Rain drops in the desert

Rain doesn't usually fall in a desert. By definition a desert receives less than ten inches of rain a year. Deserts are dry and dusty places, void of life and beauty (at least to the casual observer). But, deserts hold their own unique beauty. And when rains fall, deserts spring to life; flowers bloom, grasses grow, cacti swell to unimaginable sizes. Desert dwellers know how to make the most of rain drops in the desert.

Because deserts are arid places, the natural flora and fauna are prepared for dry times. They must be, or they will die. Some plants sink roots down (sometimes several feet) to tap into deeply buried underground aquifers. Other plants have adapted in more creative and resourceful ways. Peoples native to arid lands know all the tricks for finding water in less-than-obvious places. The desert is, for them, a comfortable and welcoming home.

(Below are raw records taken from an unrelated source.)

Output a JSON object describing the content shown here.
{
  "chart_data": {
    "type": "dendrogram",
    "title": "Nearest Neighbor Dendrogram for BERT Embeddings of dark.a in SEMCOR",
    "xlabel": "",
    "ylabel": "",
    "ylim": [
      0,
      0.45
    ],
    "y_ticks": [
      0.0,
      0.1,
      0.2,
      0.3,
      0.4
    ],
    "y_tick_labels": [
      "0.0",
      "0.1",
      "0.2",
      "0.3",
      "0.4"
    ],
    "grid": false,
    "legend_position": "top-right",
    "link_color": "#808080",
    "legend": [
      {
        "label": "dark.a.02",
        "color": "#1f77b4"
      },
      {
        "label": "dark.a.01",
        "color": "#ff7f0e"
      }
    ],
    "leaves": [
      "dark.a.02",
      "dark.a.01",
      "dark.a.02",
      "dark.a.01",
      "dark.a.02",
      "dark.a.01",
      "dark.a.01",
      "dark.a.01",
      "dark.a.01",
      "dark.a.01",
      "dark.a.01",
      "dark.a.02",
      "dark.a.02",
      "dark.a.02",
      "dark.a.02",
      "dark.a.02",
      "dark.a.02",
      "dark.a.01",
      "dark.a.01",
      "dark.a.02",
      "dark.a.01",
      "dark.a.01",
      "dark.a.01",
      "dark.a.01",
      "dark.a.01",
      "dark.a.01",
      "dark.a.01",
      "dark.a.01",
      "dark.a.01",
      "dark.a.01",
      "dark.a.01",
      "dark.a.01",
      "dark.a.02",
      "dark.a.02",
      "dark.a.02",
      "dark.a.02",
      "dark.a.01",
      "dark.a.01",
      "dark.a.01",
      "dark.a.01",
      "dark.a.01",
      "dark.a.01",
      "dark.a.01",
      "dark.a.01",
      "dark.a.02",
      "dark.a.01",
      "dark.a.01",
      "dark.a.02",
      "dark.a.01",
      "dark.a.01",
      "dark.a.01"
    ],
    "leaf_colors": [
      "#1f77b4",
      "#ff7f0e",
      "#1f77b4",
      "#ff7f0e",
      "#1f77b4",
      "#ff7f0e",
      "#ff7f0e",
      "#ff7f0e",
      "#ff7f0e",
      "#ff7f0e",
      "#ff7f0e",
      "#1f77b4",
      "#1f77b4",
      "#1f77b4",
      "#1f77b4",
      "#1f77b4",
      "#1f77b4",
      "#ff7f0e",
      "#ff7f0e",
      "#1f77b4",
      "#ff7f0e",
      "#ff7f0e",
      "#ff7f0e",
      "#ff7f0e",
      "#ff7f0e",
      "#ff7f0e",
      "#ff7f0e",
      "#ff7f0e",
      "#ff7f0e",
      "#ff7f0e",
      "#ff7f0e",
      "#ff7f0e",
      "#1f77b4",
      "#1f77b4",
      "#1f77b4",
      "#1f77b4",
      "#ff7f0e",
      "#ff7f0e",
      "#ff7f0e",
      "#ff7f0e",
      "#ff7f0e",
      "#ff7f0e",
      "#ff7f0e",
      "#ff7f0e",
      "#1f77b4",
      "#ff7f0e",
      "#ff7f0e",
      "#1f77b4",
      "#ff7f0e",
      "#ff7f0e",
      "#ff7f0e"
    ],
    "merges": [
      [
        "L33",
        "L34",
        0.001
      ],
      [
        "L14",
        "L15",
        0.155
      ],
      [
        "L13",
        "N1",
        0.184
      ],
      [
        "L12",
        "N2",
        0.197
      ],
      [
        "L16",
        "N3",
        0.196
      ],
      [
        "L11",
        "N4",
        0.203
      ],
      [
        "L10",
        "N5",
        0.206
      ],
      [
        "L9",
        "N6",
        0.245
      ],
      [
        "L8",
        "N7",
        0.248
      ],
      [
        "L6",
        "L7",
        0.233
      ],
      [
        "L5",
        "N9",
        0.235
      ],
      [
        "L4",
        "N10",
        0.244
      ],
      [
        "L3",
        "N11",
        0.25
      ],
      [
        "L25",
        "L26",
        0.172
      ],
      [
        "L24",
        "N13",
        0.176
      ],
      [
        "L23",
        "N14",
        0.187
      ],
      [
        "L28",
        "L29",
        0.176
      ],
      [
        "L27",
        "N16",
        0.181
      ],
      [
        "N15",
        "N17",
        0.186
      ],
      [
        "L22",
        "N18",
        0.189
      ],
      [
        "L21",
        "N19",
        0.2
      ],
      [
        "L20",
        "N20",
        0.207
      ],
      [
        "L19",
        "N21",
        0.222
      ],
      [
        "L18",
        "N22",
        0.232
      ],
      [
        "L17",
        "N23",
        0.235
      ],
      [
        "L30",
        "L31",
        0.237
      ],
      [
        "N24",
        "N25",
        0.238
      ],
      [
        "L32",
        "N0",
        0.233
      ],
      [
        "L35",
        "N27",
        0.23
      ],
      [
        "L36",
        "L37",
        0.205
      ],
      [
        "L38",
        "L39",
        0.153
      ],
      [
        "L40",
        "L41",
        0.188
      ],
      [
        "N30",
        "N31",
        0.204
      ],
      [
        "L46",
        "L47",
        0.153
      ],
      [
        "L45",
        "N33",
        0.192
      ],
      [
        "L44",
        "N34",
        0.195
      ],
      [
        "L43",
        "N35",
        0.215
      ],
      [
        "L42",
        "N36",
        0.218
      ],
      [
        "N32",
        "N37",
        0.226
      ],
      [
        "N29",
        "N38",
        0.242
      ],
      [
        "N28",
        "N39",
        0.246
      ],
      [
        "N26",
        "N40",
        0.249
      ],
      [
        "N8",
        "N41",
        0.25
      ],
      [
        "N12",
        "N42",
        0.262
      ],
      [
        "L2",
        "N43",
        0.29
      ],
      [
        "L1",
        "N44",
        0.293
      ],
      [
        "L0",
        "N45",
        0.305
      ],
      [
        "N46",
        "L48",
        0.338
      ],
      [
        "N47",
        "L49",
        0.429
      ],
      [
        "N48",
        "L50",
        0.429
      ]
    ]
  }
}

Christians tend to be surprised by deserts. To store up water in anticipation of days without rain or long periods of dryness does not come naturally. Instead of sinking roots down deep, or learning how to find water in unexpected places, discouragement, even frustration marks our journey. How easy it is to miss out on the blessings and beauty such an experience can provide.

As my sojourn in the desert continues, God is beginning to open my eyes to some of the treasures in this seemingly barren land. Like a plant who has learned to store water in anticipation of long periods without rain, I am learning to embrace my sandy home. It is not what I have chosen (or even desired), but it is where I have been "planted." Now we'll see if I can bloom.